Baca Juga: Fungsi Seni Kriya

Pengertian Seni Rupa 3 Dimensi

Jenis Karya Seni Rupa 3 Dimensi
bataviaexpress.id

Seni rupa 3 dimensi merupakan suatu karya seni rupa yang memiliki tiga ukuran atau sisi serta memiliki ruang ketiga yaitu berupa kedalaman. Inilah yang membedakan dengan karya 2 dimensi yang hanya memiliki ukuran panjang dan lebar saja.

Contoh Karya Seni Rupa 3 Dimensi

Jenis Karya Seni Rupa 3 Dimensi
cf.shopee.co.id

Beberapa contoh yang termasuk ke dalam contoh karya seni rupa 3 dimensi adalah:

Seni Patung

Contoh pertama dari karya seni rupa 3 dimensi adalah patung. Patung dapat dilihat dari segala arah serta dapat diraba bentuknya. Sementara itu, terdapat beraneka macam karya patung yang ada di dunia ini.

Umumnya patung dibuat dengan menggunakan bahan dasar kayu, batu, logam, atau benda-benda keras lainnya yang cenderung memiliki volume dan tekstur yang kuat.

Beberapa contoh karya patung yang cukup terkenal di Indonesia adalah patung Garuda Wisnu Kencana (GWK) di Bali, patung Martha Christina Tiaharu di Maluku, dan masih banyak lagi yang lainnya.

Seni Kriya

Seni kriya merupakan sebuah seni yang mana dalam membuatnya adalah menitikberatkan pada keterampilan tangan namun tetap dengan memperhatikan fungsi untuk mengolah bahan baku untuk dijadikan sebagai bahan yang mempunyai nilai guna dan juga nilai estetis.

Selain itu, seni kriya juga diciptakan/dibuat untuk membantu kehidupan sehari-hari. Contohnya adalah cangkir dan poci untuk alat rumah tangga, produk furnitur seperti meja dan kursi, sampai ke wayang golek untuk seni pertunjukan.

Keramik

Seni keramik pada awalnya terbuat dari tanah liat yang diproses dengan cara dibakar, seperti contohnya adalah genteng dan gerabah.

Namun seiring dengan perkembangan teknologi, bahan dasar dalam pembuatan keramik saat ini digabung dengan logam kimia tertentu sehingga membentuk bahan dasar baru.

Keramik memiliki motif yang menarik sehingga selain digunakan sebagai pelapis material bangunan, keramik juga dapat dijadikan sebagai hiasan.

Kerajinan keramik ini banyak dan mudah dijumpai pada perabotan rumah tangga seperti vas bunga, gucci dan lain sebagainya.

Anyaman

Selanjutnya adalah anyaman. Seni anyaman merupakan teknik merangkai bambu/rotan dengan pola tertentu yang nantinya dibentuk menjadi beraneka ragam barang yang berguna untuk kebutuhan rumah tangga.

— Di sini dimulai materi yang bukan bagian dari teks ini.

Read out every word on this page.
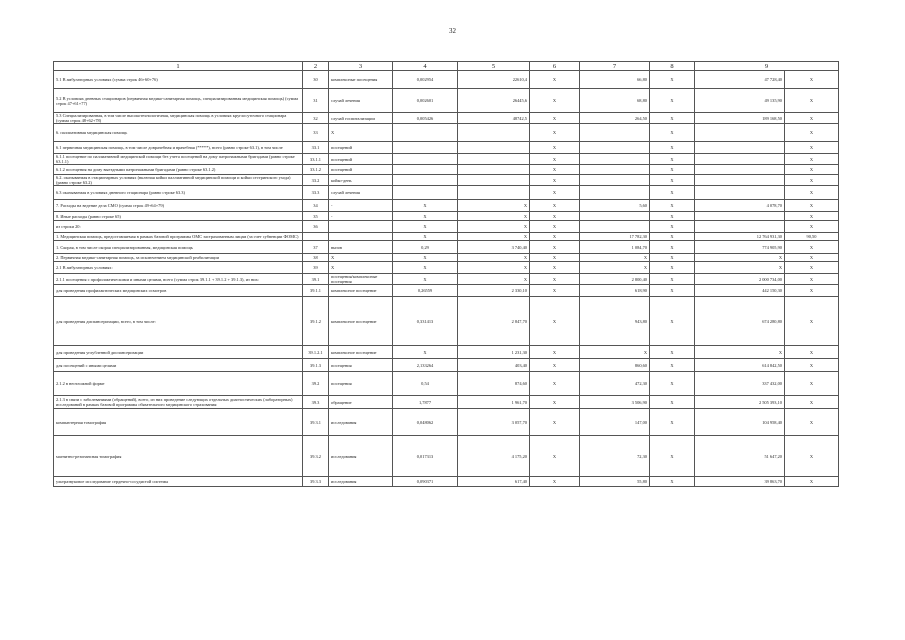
32
1	2	3	4	5	6	7	8	9	
5.1 В амбулаторных условиях (сумма строк 46+60+76)	30	комплексные посещения	0,002954	22610,4	X	66,80	X	47 728,40	X
5.2 В условиях дневных стационаров (первичная медико-санитарная помощь, специализированная медицинская помощь) (сумма строк 47+61+77)	31	случай лечения	0,002601	26445,6	X	68,80	X	49 135,90	X
5.3 Специализированная, в том числе высокотехнологичная, медицинская помощь в условиях круглосуточного стационара (сумма строк 48+62+78)	32	случай госпитализации	0,005426	48742,5	X	264,50	X	189 168,50	X
6. паллиативная медицинская помощь	33	X			X		X		X
6.1 первичная медицинская помощь, в том числе доврачебная и врачебная (*****), всего (равно строке 63.1), в том числе	33.1	посещений			X		X		X
6.1.1 посещение по паллиативной медицинской помощи без учета посещений на дому патронажными бригадами (равно строке 63.1.1)	33.1.1	посещений			X		X		X
6.1.2 посещения на дому выездными патронажными бригадами (равно строке 63.1.2)	33.1.2	посещений			X		X		X
6.2. оказываемая в стационарных условиях (включая койки паллиативной медицинской помощи и койки сестринского ухода) (равно строке 63.2)	33.2	койко-день			X		X		X
6.3 оказываемая в условиях дневного стационара (равно строке 63.3)	33.3	случай лечения			X		X		X
7. Расходы на ведение дела СМО (сумма строк 49+64+79)	34	-	X	X	X	5,60	X	4 078,70	X
8. Иные расходы (равно строке 65)	35	-	X	X	X		X		X
из строки 20:	36		X	X	X		X		X
1. Медицинская помощь, предоставляемая в рамках базовой программы ОМС застрахованным лицам (за счет субвенции ФОМС)			X	X	X	17 782,30	X	12 764 931,30	90,50
1. Скорая, в том числе скорая специализированная, медицинская помощь	37	вызов	0,29	3 740,40	X	1 084,70	X	774 905,90	X
2. Первичная медико-санитарная помощь, за исключением медицинской реабилитации	38	X	X	X	X	X	X	X	X
2.1 В амбулаторных условиях:	39	X	X	X	X	X	X	X	X
2.1.1 посещения с профилактическими и иными целями, всего (сумма строк 39.1.1 + 39.1.2 + 39.1.3), из них:	39.1	посещения/комплексные посещения	X	X	X	2 800,40	X	2 000 734,00	X
для проведения профилактических медицинских осмотров	39.1.1	комплексное посещение	0,26559	2 330,10	X	618,90	X	442 150,30	X
для проведения диспансеризации, всего, в том числе:	39.1.2	комплексное посещение	0,331413	2 847,70	X	943,80	X	674 280,80	X
для проведения углубленной диспансеризации	39.1.2.1	комплексное посещение	X	1 231,30	X	X	X	X	X
для посещений с иными целями	39.1.3	посещения	2,133264	403,40	X	860,60	X	614 842,50	X
2.1.2 в неотложной форме	39.2	посещения	0,54	874,60	X	472,30	X	337 432,00	X
2.1.3 в связи с заболеваниями (обращений), всего, из них проведение следующих отдельных диагностических (лабораторных) исследований в рамках базовой программы обязательного медицинского страхования:	39.3	обращение	1,7877	1 961,70	X	3 506,90	X	2 505 393,10	X
компьютерная томография	39.3.1	исследования	0,048062	3 057,70	X	147,00	X	104 958,40	X
магнитно-резонансная томография	39.3.2	исследования	0,017313	4 175,20	X	72,30	X	51 647,20	X
ультразвуковое исследование сердечно-сосудистой системы	39.3.3	исследования	0,090371	617,40	X	55,80	X	39 863,70	X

Beberapa contoh dari seni anyaman ini adalah pagar anyaman bambu, kursi anyaman rotan, tempat nasi, dan masih banyak lagi yang lainnya.

Arsitektur

Arsitektur merupakan seni membuat bangunan atau lingkungan sebagai sarana prasarana untuk menunjang kehidupan manusia dari segala aspek baik itu tempat istirahat, berlindung maupun tempat untuk beraktivitas.

Baca Juga: Fungsi Musik Tradisional

Unsur-unsur Seni Rupa 3 Dimensi

Jenis Karya Seni Rupa 3 Dimensi
macropocket.blogspot.com

Seni rupa 3 dimensi memiliki unsur-unsur khusus, seperti garis, bidang, bentuk, dan warna yang mana unsur-unsurnya ini digunakan untuk memperindah pada bentuk.

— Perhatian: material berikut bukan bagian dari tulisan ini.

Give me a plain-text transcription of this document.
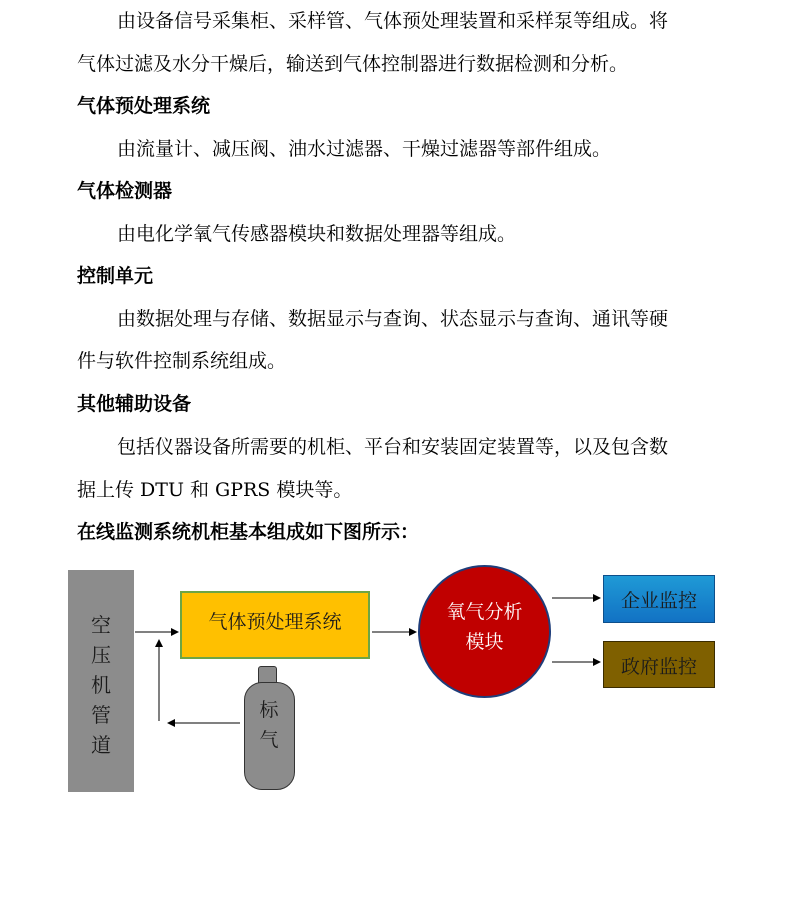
由设备信号采集柜、采样管、气体预处理装置和采样泵等组成。将
气体过滤及水分干燥后，输送到气体控制器进行数据检测和分析。
气体预处理系统
由流量计、减压阀、油水过滤器、干燥过滤器等部件组成。
气体检测器
由电化学氧气传感器模块和数据处理器等组成。
控制单元
由数据处理与存储、数据显示与查询、状态显示与查询、通讯等硬
件与软件控制系统组成。
其他辅助设备
包括仪器设备所需要的机柜、平台和安装固定装置等，以及包含数
据上传 DTU 和 GPRS 模块等。
在线监测系统机柜基本组成如下图所示：
空压机管道
气体预处理系统
标气
氧气分析模块
企业监控
政府监控
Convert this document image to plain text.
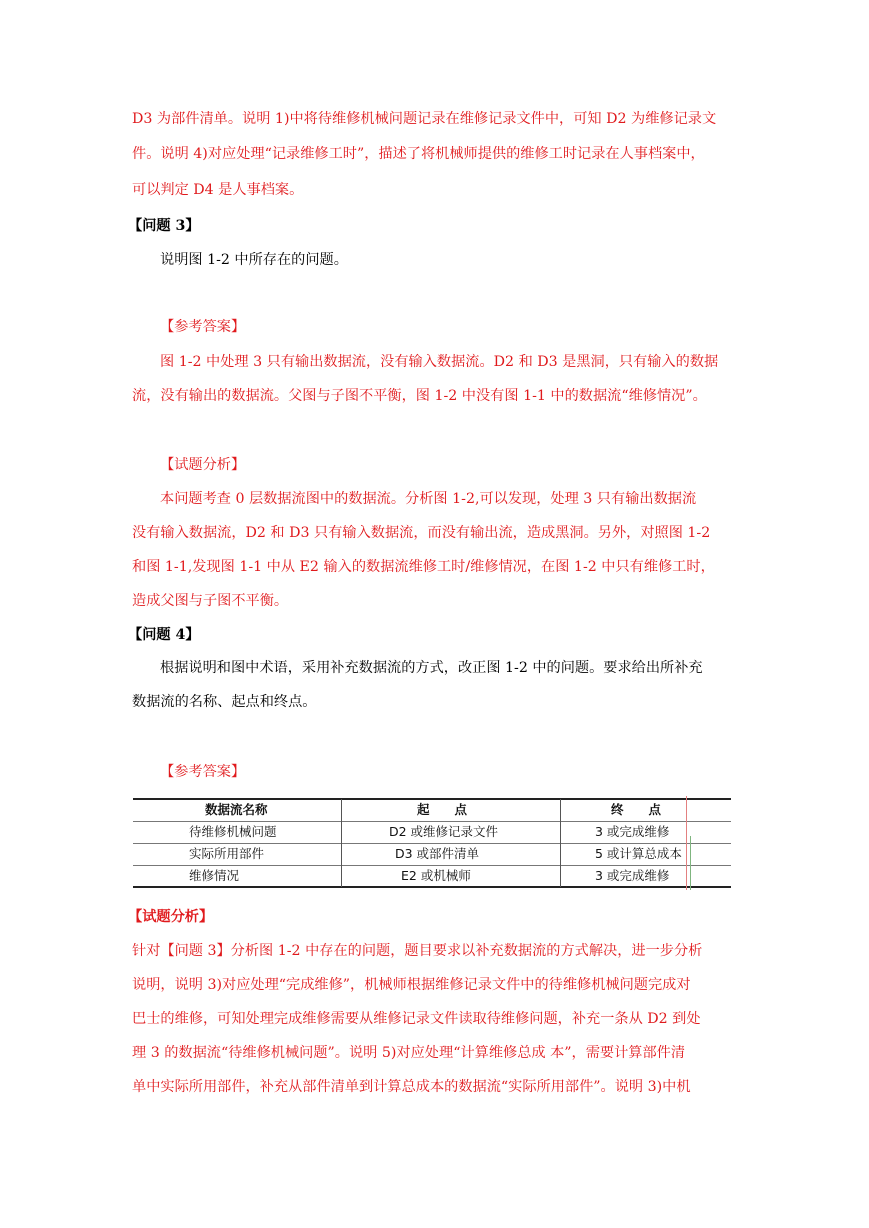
D3 为部件清单。说明 1)中将待维修机械问题记录在维修记录文件中，可知 D2 为维修记录文
件。说明 4)对应处理“记录维修工时”，描述了将机械师提供的维修工时记录在人事档案中，
可以判定 D4 是人事档案。
【问题 3】
说明图 1-2 中所存在的问题。
【参考答案】
图 1-2 中处理 3 只有输出数据流，没有输入数据流。D2 和 D3 是黑洞，只有输入的数据
流，没有输出的数据流。父图与子图不平衡，图 1-2 中没有图 1-1 中的数据流“维修情况”。
【试题分析】
本问题考查 0 层数据流图中的数据流。分析图 1-2,可以发现，处理 3 只有输出数据流
没有输入数据流，D2 和 D3 只有输入数据流，而没有输出流，造成黑洞。另外，对照图 1-2
和图 1-1,发现图 1-1 中从 E2 输入的数据流维修工时/维修情况，在图 1-2 中只有维修工时，
造成父图与子图不平衡。
【问题 4】
根据说明和图中术语，采用补充数据流的方式，改正图 1-2 中的问题。要求给出所补充
数据流的名称、起点和终点。
【参考答案】
数据流名称	起　　点	终　　点
待维修机械问题	D2 或维修记录文件	3 或完成维修
实际所用部件	D3 或部件清单	5 或计算总成本
维修情况	E2 或机械师	3 或完成维修
【试题分析】
针对【问题 3】分析图 1-2 中存在的问题，题目要求以补充数据流的方式解决，进一步分析
说明，说明 3)对应处理“完成维修”，机械师根据维修记录文件中的待维修机械问题完成对
巴士的维修，可知处理完成维修需要从维修记录文件读取待维修问题，补充一条从 D2 到处
理 3 的数据流“待维修机械问题”。说明 5)对应处理“计算维修总成 本”，需要计算部件清
单中实际所用部件，补充从部件清单到计算总成本的数据流“实际所用部件”。说明 3)中机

Contoh yang paling mudah dikenali dari unsur ini adalah patung. Sampai dengan saat ini, patung terus berkembang menjadi lebih baik sehingga nilai seni yang dimilikinya cukup tinggi.

Nilai Estetis Karya Seni Rupa 3 Dimensi

Jenis Karya Seni Rupa 3 Dimensi
igedewirasena.blogspot.com

Sementara nilai estetis pada karya seni rupa ini dapat bersifat objektif maupun subjektif. Nilai estetis atau objektif ini memandang keindahan sebuah karya seni rupa agar berada pada karya seni itu sendiri secara kasat mata (eksplisit).

Sedangkan pandangan bersifat objektif akan menilai bagaimana keindahan fisik suatu karya seni jika dinilai berdasarkan efektivitas penerapan unsur dan juga prinsip seni rupa yang digunakan.

Keindahan ini tersusun dari komposisi yang baik yang berasal dari perpaduan warna harmonis, penempatan objek yang seimbang dan juga tampak menyatu. Adapun secara subjektif, keindahannya ditentukan oleh selera penikmatnya.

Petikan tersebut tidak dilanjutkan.